We need, therefore, to think about the multipolar transition and the attitude of countries in the face of this transition in the light of traditional courage as a public virtue.

It is something perceived by everyone that we are at a historical crossroads, facing epochal circumstances that can change the course of the historical unfolding of the peoples. We must see the present moment as as astonishing as the period of the Fall of Constantinople. These possibilities were inaugurated by the deflagration of the Russian special military operation on its southwestern border. The Russian decision to launch this operation, at just the right kairos, has opened up a myriad of possibilities for the other peoples of the world. They, too, find themselves in the kairos of making some kind of decision.

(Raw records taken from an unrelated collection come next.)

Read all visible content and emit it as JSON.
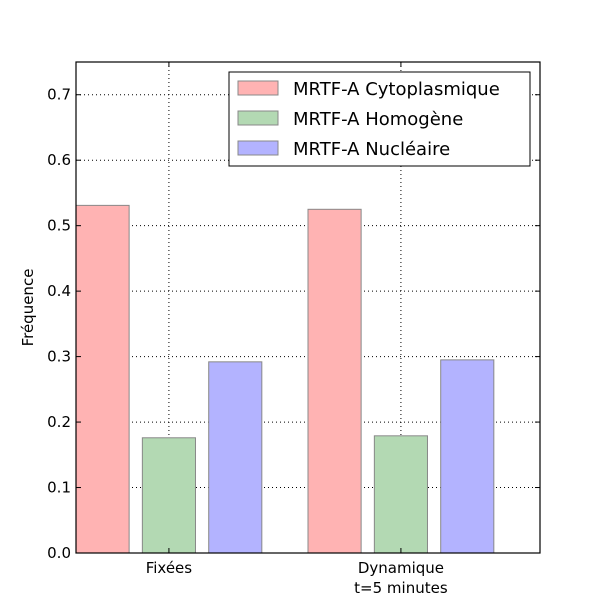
{
  "chart_data": {
    "type": "bar",
    "ylabel": "Fréquence",
    "xlabel": "",
    "title": "",
    "ylim": [
      0,
      0.75
    ],
    "yticks": [
      "0.0",
      "0.1",
      "0.2",
      "0.3",
      "0.4",
      "0.5",
      "0.6",
      "0.7"
    ],
    "grid": true,
    "legend_position": "top-right",
    "categories": [
      {
        "lines": [
          "Fixées"
        ]
      },
      {
        "lines": [
          "Dynamique",
          "t=5 minutes"
        ]
      }
    ],
    "series": [
      {
        "name": "MRTF-A Cytoplasmique",
        "color": "#ffb3b3",
        "values": [
          0.531,
          0.525
        ]
      },
      {
        "name": "MRTF-A Homogène",
        "color": "#b3d9b3",
        "values": [
          0.176,
          0.179
        ]
      },
      {
        "name": "MRTF-A Nucléaire",
        "color": "#b3b3ff",
        "values": [
          0.292,
          0.295
        ]
      }
    ]
  }
}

The myriad of possibilities opened up by the Russian decision can be condensed into the overcoming of the unipolar Atlantic moment by the establishment of a multipolar global order. We would now be in the transition, in the interval, on the threshold between these two directions, and if the final outcome depends on the result of the Russian military operation, the materialization, stabilization and ordering of the multipolar order depends on a decision made by each people in this kairos that is unique and therefore requires a decision. The consequences of not making a decision or making the wrong decision and the doors of this kairos closing can be drastic.

It is in this context that we can introduce courage as a public virtue and, more, as the fundamental public virtue in this international kairos.

Here with us, at our Conference, we have with us representatives from over 64 countries. In the audience we have representatives from even more countries, perhaps all the countries of the world. So it will not be alien to say that at this time of multipolar transition there are several countries, among the small and the large, that are recalcitrant about the possibility of drastic changes in the international order.

Beyond the bourgeois fear of the unknown, these countries fear: a) sanctions; b) military interventions; c) color revolutions, or a combination of these tools, should their States take steps aimed at breaking with the status quo.

According to Aristotelian criteria, all these fears fit the type of object apt to be addressed by the virtue of courage. These are existential risks, which can lead to the destruction of a country, the goal is noble, since multipolarity is the international condition that allows the sovereign self-fulfilling of each people in its civilization, and the, most important here, this danger can be overcome. There’s hope.

Because many countries, remembering situations in the past when countries were attacked with sanctions, interventions and color revolutions, have an exaggerated fear precisely at the moment of weakness of the hegemon and the hegemonic structures, and therefore these countries hesitate to actively position themselves in the transition to multipolarity, insisting on trying to postpone this transition.

This is not to say that all countries in the world must assume the same position as Russia and other countries that openly and actively challenge the old unipolar structure. It is a characteristic of courage to be aimed at the right object, in the right way and at the right time, and the time is the same for everyone, but the way varies according to the objective conditions (of power, geography, etc.) of each country.

Nevertheless, even if the method differs, even the smallest country in the world, if it has the courage, can take a risk, show its worthinness, and help accelerate and consolidate the multipolar transition.

For some, this will simply mean refusing to support sanctions against Western cancellation targets, or voting, in the UN, according to multipolarist principles. Perhaps even something as simple as promoting dialogue on an official or cultural level with the countries "cancelled" by the globalists.

What is fundamental, however, is to understand the moment, the kairos, and to act accordingly, so that each of our peoples and civilizations participates in the construction of multipolarity.

Friends of all the peoples of the world, let us be bold.